Und plötzlich werden aus Sportreportern politische Berichterstatter: Blick in die Kommandozentrale des US-Senders ABC, der über das Olympia-Attentat in München 1972 hautnah berichtete. Leonie Benesch (2. v. li.) spielt eine deutsche Übersetzerin. © Constantin
Mehr als die Hälfte der Wettkämpfe waren ausgetragen, als am elften Tag der Olympiade in München, dem 5. September 1972, ein Attentat die Welt erschütterte: Ein palästinensisches Terrorkommando stürmte das Olympische Dorf und nahm elf israelische Athleten als Geiseln. Zwei von ihnen werden noch in der Unterkunft getötet. Die Übrigen sterben im Morgengrauen auf dem Flughafen Fürstenfeldbruck. Das grauenhafte Massaker war das erste Attentat der Geschichte, das aufgrund der TV-LiveBerichterstattung rund um den Globus mitzuerleben war. Hier setzt der beeindruckende Spielfilm „September 5 – The Day Terror went live“ des Schweizers Tim Fehlbaum an. Er konzentriert sich konsequent auf den Aspekt der Direktübertragung und beschränkt sich ausschließlich auf die Perspektive des US-Fernsehsenders ABC, der für seine Arbeit vor Ort einen Container als Redaktionsgebäude auf dem Olympiagelände aufgestellt hatte.

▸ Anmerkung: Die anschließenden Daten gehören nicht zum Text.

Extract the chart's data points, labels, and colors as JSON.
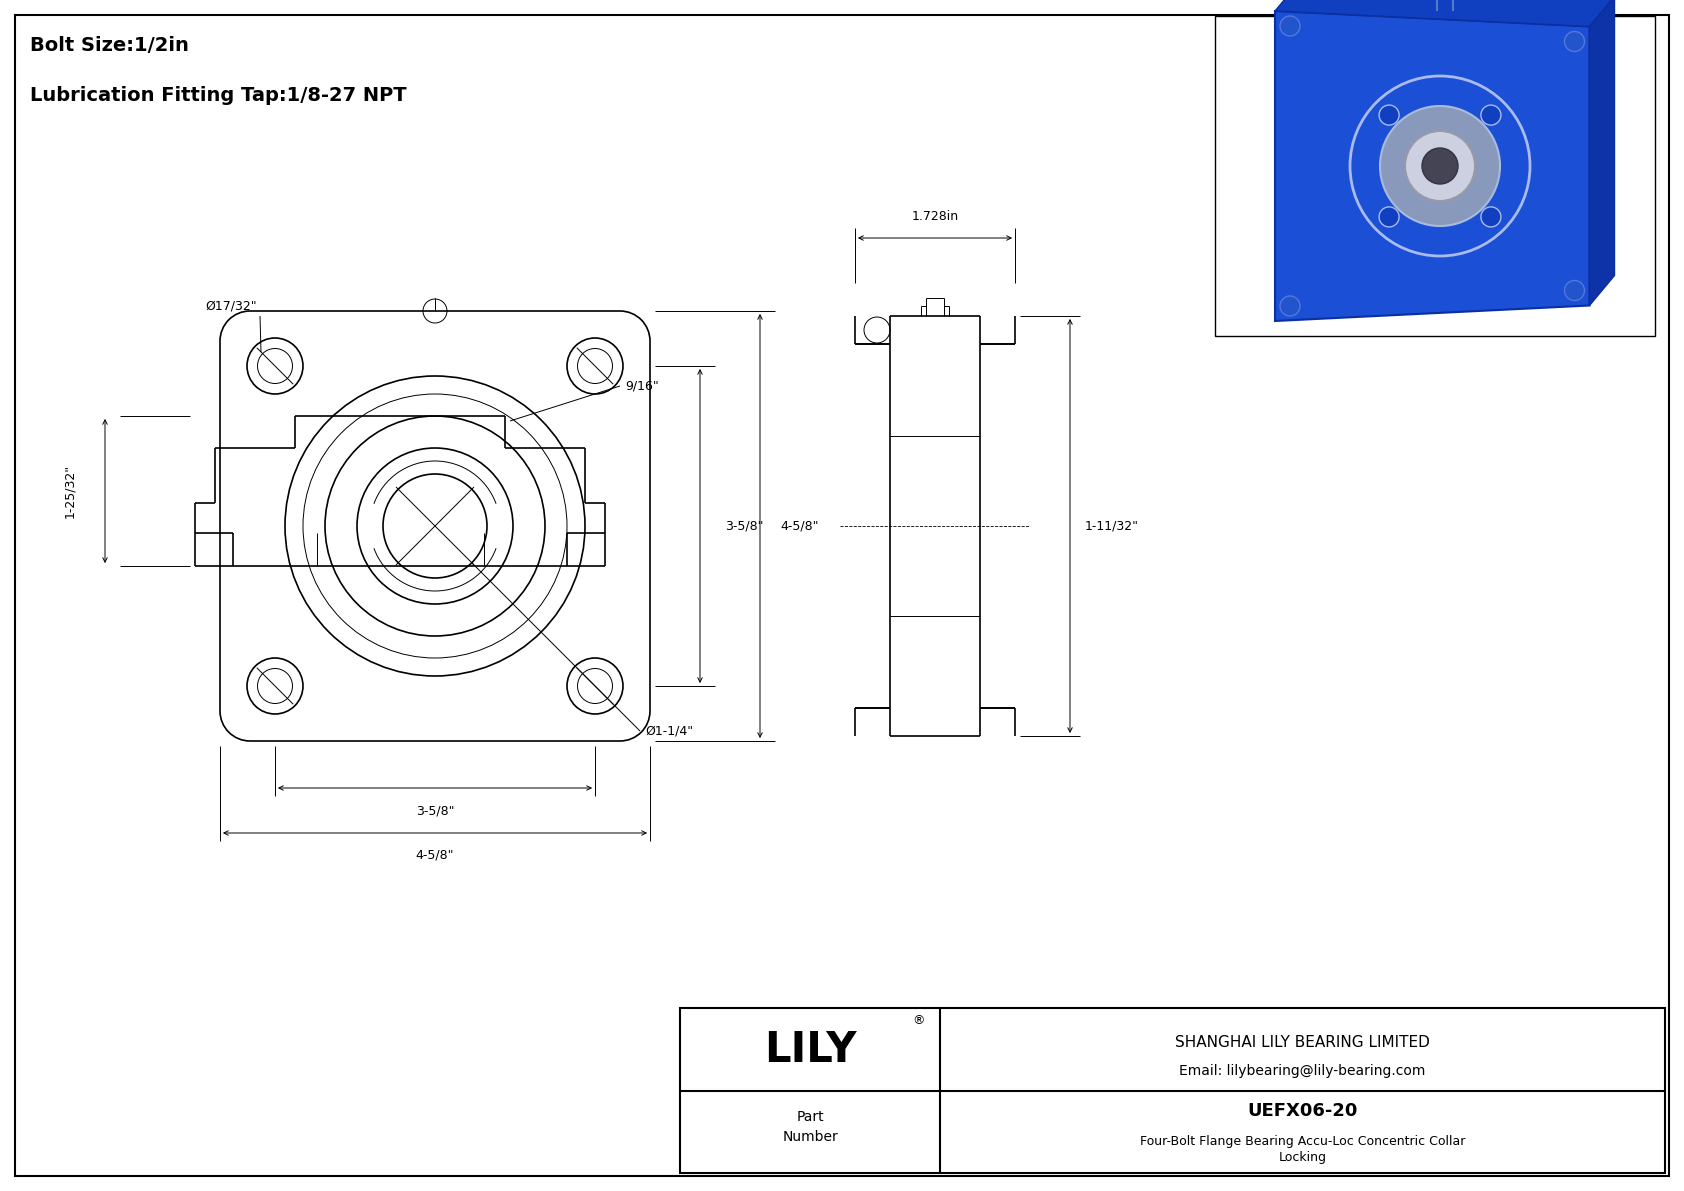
{
  "title_line1": "Bolt Size:1/2in",
  "title_line2": "Lubrication Fitting Tap:1/8-27 NPT",
  "part_number": "UEFX06-20",
  "part_description_line1": "Four-Bolt Flange Bearing Accu-Loc Concentric Collar",
  "part_description_line2": "Locking",
  "company_name": "SHANGHAI LILY BEARING LIMITED",
  "company_email": "Email: lilybearing@lily-bearing.com",
  "company_logo": "LILY",
  "dim_bolt_hole": "Ø17/32\"",
  "dim_3_5_8_v": "3-5/8\"",
  "dim_4_5_8_v": "4-5/8\"",
  "dim_3_5_8_h": "3-5/8\"",
  "dim_4_5_8_h": "4-5/8\"",
  "dim_bore": "Ø1-1/4\"",
  "dim_width_top": "1.728in",
  "dim_depth": "1-11/32\"",
  "dim_height": "1-25/32\"",
  "dim_9_16": "9/16\"",
  "bg_color": "#ffffff",
  "line_color": "#000000"
}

Dort, in drangvoller und schweißtreibender Enge, tritt der junge TV-Produzent Geoffrey Mason (John Magaro) frühmorgens seinen Dienst an. Alle sind müde. Der Himmel ist noch dunkel. Eine schnelle Zigarette vor dem StudioContainer vor der nächsten Übertragung in die USA. Da sind vom Olympischen Dorf her seltsame Geräusche zu hören. Waren das Schüsse? Telefonate mit den Kollegen anderer Sender ergeben nichts. Doch Chefredakteur Roone Arledge (Peter Sarsgaard) und Marvin Bader (Ben Chaplin) sind alarmiert. Mit der deutschen Übersetzerin Marianne Gebhardt (Leonie Benesch) gelingt es dem Team, den Polizeifunk abzuhören. Und plötzlich sind sie mittendrin in der Live-Berichterstattung des Terrors, schmuggeln Filmrollen in das von der Polizei abgeriegelte Olympische Dorf und wachsen im Zuge der 21 Stunden dauernden weltweiten Übertragung in jeder Hinsicht über sich hinaus.

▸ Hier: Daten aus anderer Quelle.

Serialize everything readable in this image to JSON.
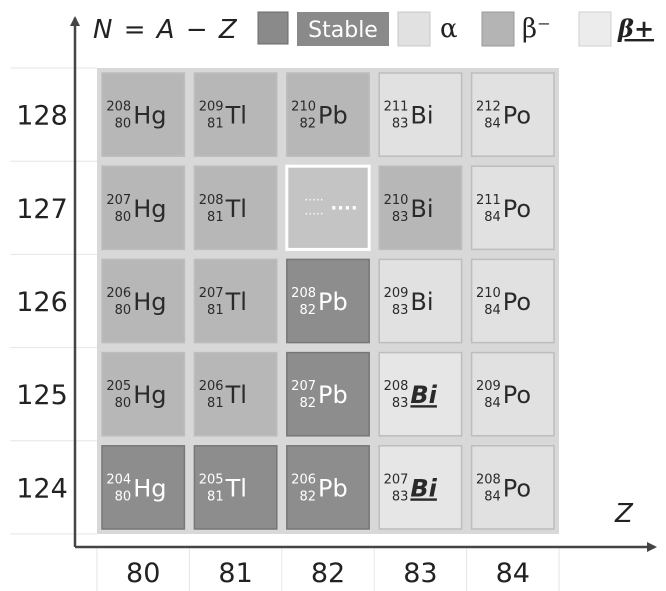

Vom damals wie heute heiß lodernden Nahost-Konflikt über die fehlende Bewaffnung der Sicherheitsleute bei der Olympiade in München und die dilettantischen Befreiungsversuche der Geiseln bis zur Tragödie auf dem Militärflughafen Fürstenfeldbruck: Der 5. September 1972 bietet eine Menge Ansatzpunkte für einen Film. Kevin Macdonald hat 1999 den oscarprämierten Dokumentarfilm „One Day in September“ gedreht. Steven Spielberg konzentrierte sich mit „München“ 2006 auf das Attentat als Beginn des internationalen Terrorismus. An „September 5“ fällt zuerst einmal auf, wie viel Regisseur Tim Fehlbaum und Drehbuchautor Moritz Binder von den bekannten Ereignissen weggelassen haben. Eine großartige Idee, denn herausgekommen ist ein nahezu perfekter Actionthriller. Sogar für alle, die das grauenhafte Ende bereits kennen.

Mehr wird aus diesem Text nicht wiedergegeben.